Two Pharaohs are looking for a Sarcophagus...
they walk up to the sarcophagus salesman and the first Pharaoh says "We are looking for the cheapest sarcophagus you have for sale." The salesman asks "you're not looking for a fancy one?"
The second Pharaoh says "no, we are just trying to get our mummy's worth."
What do you call a Pharaoh who has road rage?
Tootin' car man.
Q: How do mummies hide?
A: They use masking tape
Where do mummies go for a swim? To the Dead Sea.
What happens to Egyptian girls who forget to take their pills?
They become mummies.
I saw this new movie about a mummy's new bandages. It was called The Emperor's New Cloths.
Q: What brand of underwear do pharaohs wear?
A: Fruit of the Tomb.
Q: How did the Pharaoh get to school?
A: In Anubis.
Julius Caesar's brother was the first historically known epileptic.
His name? Julius Seizure.
Q: Which pretty actress was an ancient Egyptian favorite?
A: Pharaoh Fawcett
What would the Egyptian doctor tell to the wife of the Egyptian Pharaoh? He said that she was going to become a mummy.
Q: Why didn't the Pharaoh know where he was?
A: He skipped history class.
After Jesus's trial was complete, he asked the Roman soldier closest to him what was going to happen next.
"I don't know. I'll keep you posted."
Q: What game show did pharaohs like the most?
A: The $20,000 pyramid.
Q: Why was the Pharaoh boastful?
A: Because he Sphinx he's the best.
Q: Why was the Pharaoh Khufu sent to jail?
A: He ran a pyramid scheme.
What did the sign in the Egyptian funeral home say?
"Satisfaction guaranteed or double your mummy back"
What did the mummy order to eat when he went to a restaurant? A wrap.

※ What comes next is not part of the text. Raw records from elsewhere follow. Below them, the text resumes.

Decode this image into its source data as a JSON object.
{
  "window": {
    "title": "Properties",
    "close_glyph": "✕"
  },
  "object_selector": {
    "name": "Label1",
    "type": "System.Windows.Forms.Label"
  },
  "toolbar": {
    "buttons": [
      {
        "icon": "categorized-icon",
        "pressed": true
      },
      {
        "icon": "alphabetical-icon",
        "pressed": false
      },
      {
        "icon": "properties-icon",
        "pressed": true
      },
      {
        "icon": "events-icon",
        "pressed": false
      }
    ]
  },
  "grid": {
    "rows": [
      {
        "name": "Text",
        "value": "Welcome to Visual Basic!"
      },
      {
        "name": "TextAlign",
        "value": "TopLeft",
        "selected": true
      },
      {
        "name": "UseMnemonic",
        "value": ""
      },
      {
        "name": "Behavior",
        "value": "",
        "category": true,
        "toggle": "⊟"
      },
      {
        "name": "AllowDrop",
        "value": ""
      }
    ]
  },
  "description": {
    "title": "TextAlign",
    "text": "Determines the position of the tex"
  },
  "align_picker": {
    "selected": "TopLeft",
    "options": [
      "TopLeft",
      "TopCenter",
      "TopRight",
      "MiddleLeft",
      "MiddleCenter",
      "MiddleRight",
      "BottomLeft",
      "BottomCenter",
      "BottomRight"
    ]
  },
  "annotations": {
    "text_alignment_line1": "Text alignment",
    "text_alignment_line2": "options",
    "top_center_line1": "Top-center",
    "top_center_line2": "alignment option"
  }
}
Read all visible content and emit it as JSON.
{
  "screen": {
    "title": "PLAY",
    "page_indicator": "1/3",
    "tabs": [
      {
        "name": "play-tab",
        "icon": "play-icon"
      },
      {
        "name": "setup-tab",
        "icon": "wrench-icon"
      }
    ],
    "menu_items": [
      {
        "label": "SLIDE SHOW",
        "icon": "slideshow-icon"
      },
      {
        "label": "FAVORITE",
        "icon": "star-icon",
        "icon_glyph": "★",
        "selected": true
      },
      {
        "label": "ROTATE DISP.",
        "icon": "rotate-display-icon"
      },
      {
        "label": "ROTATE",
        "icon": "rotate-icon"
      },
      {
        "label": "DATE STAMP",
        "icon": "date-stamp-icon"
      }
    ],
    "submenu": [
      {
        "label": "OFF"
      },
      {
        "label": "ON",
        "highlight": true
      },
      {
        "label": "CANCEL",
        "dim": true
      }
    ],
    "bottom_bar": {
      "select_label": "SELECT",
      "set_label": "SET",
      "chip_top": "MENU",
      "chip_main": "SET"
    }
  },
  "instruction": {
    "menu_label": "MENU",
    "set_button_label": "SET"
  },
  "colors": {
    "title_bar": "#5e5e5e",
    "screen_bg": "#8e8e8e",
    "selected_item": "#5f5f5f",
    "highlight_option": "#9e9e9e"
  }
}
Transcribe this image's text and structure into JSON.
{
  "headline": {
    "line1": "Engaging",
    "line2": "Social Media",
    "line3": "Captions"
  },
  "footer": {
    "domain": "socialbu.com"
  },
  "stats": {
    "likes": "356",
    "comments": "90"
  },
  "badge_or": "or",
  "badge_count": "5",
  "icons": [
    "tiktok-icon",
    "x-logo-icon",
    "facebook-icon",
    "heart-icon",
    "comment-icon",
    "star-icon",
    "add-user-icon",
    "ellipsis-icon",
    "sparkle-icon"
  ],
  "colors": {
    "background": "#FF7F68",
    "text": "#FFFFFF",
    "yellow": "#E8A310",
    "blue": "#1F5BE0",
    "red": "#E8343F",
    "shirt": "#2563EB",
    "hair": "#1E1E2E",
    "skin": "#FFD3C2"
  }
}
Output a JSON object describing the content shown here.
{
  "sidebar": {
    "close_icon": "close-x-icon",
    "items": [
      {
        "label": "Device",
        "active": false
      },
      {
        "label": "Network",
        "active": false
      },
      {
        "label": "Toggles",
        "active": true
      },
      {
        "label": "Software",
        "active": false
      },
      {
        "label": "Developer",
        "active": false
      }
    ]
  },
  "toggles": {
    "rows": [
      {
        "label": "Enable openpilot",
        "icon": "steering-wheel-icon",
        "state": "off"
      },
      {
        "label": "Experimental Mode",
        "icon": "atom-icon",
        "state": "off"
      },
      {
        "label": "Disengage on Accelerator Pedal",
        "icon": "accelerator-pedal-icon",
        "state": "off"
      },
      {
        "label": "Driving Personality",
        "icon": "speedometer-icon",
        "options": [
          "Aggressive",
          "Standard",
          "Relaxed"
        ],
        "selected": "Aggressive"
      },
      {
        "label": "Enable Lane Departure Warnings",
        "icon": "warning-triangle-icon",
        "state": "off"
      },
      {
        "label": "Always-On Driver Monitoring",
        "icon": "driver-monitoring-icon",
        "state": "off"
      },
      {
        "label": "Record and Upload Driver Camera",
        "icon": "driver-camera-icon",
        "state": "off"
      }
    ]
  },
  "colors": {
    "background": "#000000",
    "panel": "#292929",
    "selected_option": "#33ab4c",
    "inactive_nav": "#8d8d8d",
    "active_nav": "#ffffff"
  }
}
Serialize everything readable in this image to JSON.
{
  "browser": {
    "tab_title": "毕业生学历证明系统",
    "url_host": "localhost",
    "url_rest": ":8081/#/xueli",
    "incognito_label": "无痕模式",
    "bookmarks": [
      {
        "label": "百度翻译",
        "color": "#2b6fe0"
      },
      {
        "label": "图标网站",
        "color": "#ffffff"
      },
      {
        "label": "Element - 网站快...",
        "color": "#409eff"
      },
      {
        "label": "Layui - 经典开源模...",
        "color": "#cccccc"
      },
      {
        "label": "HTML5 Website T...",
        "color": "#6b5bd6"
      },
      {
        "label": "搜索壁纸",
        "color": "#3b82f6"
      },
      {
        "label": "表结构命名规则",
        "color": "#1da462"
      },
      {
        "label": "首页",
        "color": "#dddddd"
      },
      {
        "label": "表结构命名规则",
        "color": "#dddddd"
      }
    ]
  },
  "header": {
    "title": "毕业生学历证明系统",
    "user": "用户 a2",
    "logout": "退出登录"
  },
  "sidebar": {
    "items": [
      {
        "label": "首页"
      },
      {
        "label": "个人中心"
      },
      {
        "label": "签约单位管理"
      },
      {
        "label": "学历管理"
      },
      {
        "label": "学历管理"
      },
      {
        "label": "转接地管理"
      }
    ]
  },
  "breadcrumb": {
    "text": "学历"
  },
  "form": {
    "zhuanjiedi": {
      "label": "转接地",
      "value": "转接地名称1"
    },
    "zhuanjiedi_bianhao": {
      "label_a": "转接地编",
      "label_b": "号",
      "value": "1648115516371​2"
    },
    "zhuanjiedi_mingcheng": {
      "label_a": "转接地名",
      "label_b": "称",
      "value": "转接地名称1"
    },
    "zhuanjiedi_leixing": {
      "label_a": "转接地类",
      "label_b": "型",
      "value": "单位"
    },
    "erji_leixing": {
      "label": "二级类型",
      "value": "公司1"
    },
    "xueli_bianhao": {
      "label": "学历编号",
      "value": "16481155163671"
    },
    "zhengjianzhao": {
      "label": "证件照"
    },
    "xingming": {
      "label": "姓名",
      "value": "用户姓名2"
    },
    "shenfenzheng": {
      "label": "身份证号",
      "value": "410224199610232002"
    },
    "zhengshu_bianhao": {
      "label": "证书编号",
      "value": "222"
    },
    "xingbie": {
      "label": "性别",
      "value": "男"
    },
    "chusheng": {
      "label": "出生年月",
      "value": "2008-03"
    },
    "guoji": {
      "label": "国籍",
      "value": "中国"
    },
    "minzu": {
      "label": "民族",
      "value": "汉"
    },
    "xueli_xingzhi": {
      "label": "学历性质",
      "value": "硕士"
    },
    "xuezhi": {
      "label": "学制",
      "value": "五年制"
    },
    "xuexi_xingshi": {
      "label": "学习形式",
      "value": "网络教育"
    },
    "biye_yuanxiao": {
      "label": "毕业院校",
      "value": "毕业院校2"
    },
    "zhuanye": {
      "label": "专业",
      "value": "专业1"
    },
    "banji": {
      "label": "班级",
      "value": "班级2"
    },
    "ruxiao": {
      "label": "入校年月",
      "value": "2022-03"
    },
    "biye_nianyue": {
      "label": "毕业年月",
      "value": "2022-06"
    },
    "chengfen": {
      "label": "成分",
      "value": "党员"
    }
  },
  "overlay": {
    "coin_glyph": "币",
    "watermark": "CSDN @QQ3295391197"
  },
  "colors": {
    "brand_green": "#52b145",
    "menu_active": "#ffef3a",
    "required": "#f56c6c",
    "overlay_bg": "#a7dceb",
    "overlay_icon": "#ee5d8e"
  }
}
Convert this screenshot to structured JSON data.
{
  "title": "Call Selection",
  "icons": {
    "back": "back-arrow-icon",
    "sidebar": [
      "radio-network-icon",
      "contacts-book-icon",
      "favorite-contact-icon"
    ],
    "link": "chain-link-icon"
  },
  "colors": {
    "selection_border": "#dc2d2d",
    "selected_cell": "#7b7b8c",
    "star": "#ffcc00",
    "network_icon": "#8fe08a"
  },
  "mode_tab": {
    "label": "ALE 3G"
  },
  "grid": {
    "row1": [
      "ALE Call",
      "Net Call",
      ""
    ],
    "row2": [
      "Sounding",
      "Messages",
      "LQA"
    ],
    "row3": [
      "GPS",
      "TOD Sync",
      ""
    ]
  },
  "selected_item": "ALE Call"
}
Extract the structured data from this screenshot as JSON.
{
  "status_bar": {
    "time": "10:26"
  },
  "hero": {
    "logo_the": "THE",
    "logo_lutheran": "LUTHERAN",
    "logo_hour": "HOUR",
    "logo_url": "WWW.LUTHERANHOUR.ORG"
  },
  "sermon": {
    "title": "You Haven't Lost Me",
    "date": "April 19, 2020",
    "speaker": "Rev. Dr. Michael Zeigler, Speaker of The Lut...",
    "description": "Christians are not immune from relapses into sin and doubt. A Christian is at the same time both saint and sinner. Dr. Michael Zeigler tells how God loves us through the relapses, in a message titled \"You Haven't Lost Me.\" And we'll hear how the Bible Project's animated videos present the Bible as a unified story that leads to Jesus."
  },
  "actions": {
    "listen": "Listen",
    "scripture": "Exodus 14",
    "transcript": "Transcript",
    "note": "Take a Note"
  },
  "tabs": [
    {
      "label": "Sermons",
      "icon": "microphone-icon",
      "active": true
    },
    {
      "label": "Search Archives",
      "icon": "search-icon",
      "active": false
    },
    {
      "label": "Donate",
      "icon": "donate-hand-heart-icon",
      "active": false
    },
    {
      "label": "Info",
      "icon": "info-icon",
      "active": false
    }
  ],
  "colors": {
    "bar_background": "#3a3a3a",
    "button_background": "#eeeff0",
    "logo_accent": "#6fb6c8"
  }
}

What did the thirsty mummy do?
They put on a thirst aid bandage.
Why didn't the mummy have any friends? Because he was too wrapped up in himself.
Q: Why are mummies such great spies?
A: They keep things under wraps
Q: What did the Pharaoh do when he needed help moving his gold?
A: He hired-a-glyphics.
The mummy couldn't finish his Halloween candies. Because he was stuffed.
You should check out that Egyptian antiquities store.
They have a mummy-back guarantee!
What does a mummy use when he needs to hide? Masking tape.
Approximately how many Egyptians can be fitted inside a pyramid? A pharaoh mount.
What did the Pharaoh tell the man who tried to sell him a pyramid? "Well, that's the last thing I need."
How did Ozymandias became the greatest Pharaoh of Egypt?
He rammed everything that he sees
How does the mother call the pharaoh son to the table?
Tutan, come on.
My son asked me if we were related to any Egyptian Pharaohs.
I told him, unfortunately son we do not even have so much as a toot in common.
Why did the little British boy become an Ancient Egyptian Historian?
Because he wanted his mummy to be proud him.
Why wasn't the archaeologist interested in girls?
Because he only dated mummies.
Q: Why was young Tutankhamun home from school?
A: He caught a gold.
Q: What do you get when you cross an Egyptian pharaoh with a mechanic?
A: Toot and Car Man.
What do you call a little monster's parents?
Mummy and Deady.
How did the mummy defeat Superman? He had Cryptonite.
A lot of people don't like movies about mummies. I think they get a bad wrap.
What's a mummy's favorite song?
Walk Like An Egyptian.
When do mummies eat breakfast?
Once they catch you.
Why did the ancient Egyptians used to bury their Pharaohs in several layers of coffin? It was called multicasking.
Q: What was the most important holiday in ancient Egypt?
A: Mummy's Day.
Why do mummies never go on vacations? Because they're afraid to unwind.
What is the favourite food of the Egyptian god? It is the Ramen.
Why does Egypt not celebrate Father's Day?
Because they're so full of mummies
Mummies are very aware of investment security. Their favorite is Cryptocurrency.
The photographer mummy was done with his shoot. So he told his crew to wrap it up.
What did they call mummy makers in ancient Egypt? Sarcophaguy.
Unlike fairy tales, the stories of Egyptian mummies always goes from riches to rags.
What did one pyramid say to the other? Hey! Where's your mummy?
I once played chess with an Egyptian King...
...I was distracted for a moment, and when I turned around he was blatantly attempting to cheat. I told him that that wasn't very pharaoh.